Ia membaca tentang ketegangan-ketegangan yang telah diramalkan oleh Sang Algojo: gesekan antara tentara nasionalis yang semakin kuat dan partai komunis yang memiliki basis massa yang besar. Ia melihat bagaimana setiap pihak memiliki pelindung internasionalnya sendiri, bagaimana setiap insiden kecil bisa dipelintir menjadi sebuah krisis ideologis. Ia melihat sebuah tumpukan jerami kering yang begitu besar, yang hanya menunggu satu percikan api untuk membakar seluruh negeri. Dan ia tahu, Lembaga akan dengan senang hati menyediakan percikan api itu.
Saat ia sedang tenggelam dalam analisisnya, sebuah notifikasi sunyi muncul di sudut konsolnya. Sebuah alarm yang tidak pernah berbunyi sebelumnya. Bukan alarm intrusi dari Lembaga. Ini adalah sebuah sinyal tangan, sebuah ketukan rahasia di pintu digital sarangnya. Paket data itu terenkripsi dengan arsitektur yang ia kenali, arsitektur organik yang meniru pola-pola alam. Gema.
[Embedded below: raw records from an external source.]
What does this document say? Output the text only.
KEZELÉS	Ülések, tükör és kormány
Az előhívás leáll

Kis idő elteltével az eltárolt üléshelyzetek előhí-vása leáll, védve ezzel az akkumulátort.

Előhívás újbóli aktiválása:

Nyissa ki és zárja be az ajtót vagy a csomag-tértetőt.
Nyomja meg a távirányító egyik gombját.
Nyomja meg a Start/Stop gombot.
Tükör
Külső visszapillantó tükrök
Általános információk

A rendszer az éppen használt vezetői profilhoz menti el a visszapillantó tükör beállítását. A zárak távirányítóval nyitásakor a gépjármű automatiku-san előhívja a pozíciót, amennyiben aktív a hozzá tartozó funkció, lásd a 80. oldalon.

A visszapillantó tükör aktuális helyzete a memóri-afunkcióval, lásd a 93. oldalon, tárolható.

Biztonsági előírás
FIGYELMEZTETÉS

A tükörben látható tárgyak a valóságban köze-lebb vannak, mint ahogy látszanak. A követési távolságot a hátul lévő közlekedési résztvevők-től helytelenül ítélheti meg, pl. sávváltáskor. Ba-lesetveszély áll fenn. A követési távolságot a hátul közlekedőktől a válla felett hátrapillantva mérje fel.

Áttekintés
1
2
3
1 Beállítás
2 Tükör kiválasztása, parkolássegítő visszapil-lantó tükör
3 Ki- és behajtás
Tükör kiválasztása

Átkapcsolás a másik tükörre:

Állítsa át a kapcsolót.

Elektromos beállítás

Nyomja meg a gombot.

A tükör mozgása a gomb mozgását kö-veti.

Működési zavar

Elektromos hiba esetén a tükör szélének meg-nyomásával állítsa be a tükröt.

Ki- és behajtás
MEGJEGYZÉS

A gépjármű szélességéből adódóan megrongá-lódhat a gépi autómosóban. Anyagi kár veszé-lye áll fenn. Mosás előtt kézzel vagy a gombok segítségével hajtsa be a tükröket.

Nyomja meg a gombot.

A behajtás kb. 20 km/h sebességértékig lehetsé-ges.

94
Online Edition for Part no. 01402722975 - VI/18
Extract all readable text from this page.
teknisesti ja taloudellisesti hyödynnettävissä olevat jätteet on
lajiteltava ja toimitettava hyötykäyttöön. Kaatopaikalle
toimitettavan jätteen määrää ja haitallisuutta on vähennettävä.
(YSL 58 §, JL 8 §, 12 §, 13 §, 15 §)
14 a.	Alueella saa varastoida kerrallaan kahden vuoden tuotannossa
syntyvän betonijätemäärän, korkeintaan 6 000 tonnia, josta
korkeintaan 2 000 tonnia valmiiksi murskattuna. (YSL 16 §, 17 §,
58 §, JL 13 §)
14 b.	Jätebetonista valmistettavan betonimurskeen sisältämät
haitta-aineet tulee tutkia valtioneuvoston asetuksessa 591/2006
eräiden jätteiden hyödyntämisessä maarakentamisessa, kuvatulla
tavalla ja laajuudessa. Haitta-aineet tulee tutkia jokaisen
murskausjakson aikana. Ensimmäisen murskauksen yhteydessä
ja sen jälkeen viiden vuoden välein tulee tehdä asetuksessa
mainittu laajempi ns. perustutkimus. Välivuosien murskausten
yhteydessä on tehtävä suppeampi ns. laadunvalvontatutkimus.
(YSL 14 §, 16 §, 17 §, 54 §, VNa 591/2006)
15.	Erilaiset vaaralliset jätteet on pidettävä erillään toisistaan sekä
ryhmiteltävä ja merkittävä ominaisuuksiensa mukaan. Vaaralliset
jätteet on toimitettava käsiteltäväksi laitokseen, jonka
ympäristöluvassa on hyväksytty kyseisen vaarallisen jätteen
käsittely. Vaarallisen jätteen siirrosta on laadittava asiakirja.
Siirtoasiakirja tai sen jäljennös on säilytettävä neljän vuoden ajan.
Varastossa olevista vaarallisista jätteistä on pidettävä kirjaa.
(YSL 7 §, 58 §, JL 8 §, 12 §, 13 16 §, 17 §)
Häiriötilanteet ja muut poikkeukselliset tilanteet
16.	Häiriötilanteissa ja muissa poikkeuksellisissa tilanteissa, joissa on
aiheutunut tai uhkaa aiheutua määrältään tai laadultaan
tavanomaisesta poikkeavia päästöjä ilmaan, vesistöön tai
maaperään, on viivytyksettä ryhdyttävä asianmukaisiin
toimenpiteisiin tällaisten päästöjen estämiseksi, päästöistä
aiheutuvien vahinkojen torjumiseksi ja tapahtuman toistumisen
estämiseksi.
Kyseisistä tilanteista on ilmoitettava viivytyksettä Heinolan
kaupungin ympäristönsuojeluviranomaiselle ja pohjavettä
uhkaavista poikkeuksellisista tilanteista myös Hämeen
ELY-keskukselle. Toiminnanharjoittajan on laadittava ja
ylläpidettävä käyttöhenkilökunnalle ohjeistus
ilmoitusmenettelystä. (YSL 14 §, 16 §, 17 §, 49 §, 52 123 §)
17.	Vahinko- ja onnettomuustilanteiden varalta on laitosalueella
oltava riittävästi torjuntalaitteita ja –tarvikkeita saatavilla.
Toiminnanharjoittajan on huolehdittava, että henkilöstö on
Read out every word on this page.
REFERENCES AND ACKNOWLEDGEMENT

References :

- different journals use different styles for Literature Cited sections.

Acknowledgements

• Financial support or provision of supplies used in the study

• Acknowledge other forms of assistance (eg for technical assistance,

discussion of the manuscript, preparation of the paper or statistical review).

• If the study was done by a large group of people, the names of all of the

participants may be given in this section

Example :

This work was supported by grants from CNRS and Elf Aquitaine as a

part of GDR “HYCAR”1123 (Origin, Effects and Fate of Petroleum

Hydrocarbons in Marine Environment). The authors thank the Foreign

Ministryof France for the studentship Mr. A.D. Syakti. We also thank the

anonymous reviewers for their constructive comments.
Jantungnya berdebar kencang. Dengan tangan yang sedikit gemetar, ia membuka saluran komunikasi yang aman. Itu adalah sebuah pesan video. Wajah yang muncul di layar holografik membuat napasnya tercekat.
Itu adalah Daeng Ratu.
Namun, ini bukanlah Daeng Ratu yang ia tinggalkan di antara puing-puing Somba Opu. Ia tampak berada di geladak sebuah kapal, mungkin sebuah kapal layar, dengan langit yang kelabu dan suara angin yang menderu terdengar samar-samar di latar belakang. Ia seolah sedang berada dalam pelarian.
“Kerja bagus di Surabaya, Dirgantara,” kata Daeng Ratu, suaranya yang serak dan lemah masih mengandung kehangatan dan wibawa yang Dirgantara kenal betul. “Fase 5 berhasil kita amankan. Kau telah memberi kami ruang bernapas yang sangat kami butuhkan.”
“Daeng …” bisik Dirgantara, tenggorokannya tercekat oleh emosi. Melihatnya lagi, setelah semua yang terjadi, terasa seperti sebuah keajaiban yang menyakitkan.
Daeng Ratu tersenyum tipis, sebuah senyum yang sarat akan kesedihan.
“Aku tidak punya banyak waktu. Lembaga telah meningkatkan pengawasan mereka setelah kekalahan mereka di Surabaya. Mereka tahu ada pemain lain. Menghubungimu seperti ini … sangat berisiko.” Wajahnya menjadi lebih serius. “Tapi aku harus memberitahumu. Lembaga sudah memulai Fase 6, rencana mereka yang paling brutal dan paling licik. Mereka tidak lagi mencoba membajak kelahiran Indonesia dari belakang layar. Mereka akan mencoba memastikan ia mati saat masih bayi.”
Jantung Dirgantara mulai berdebar kencang.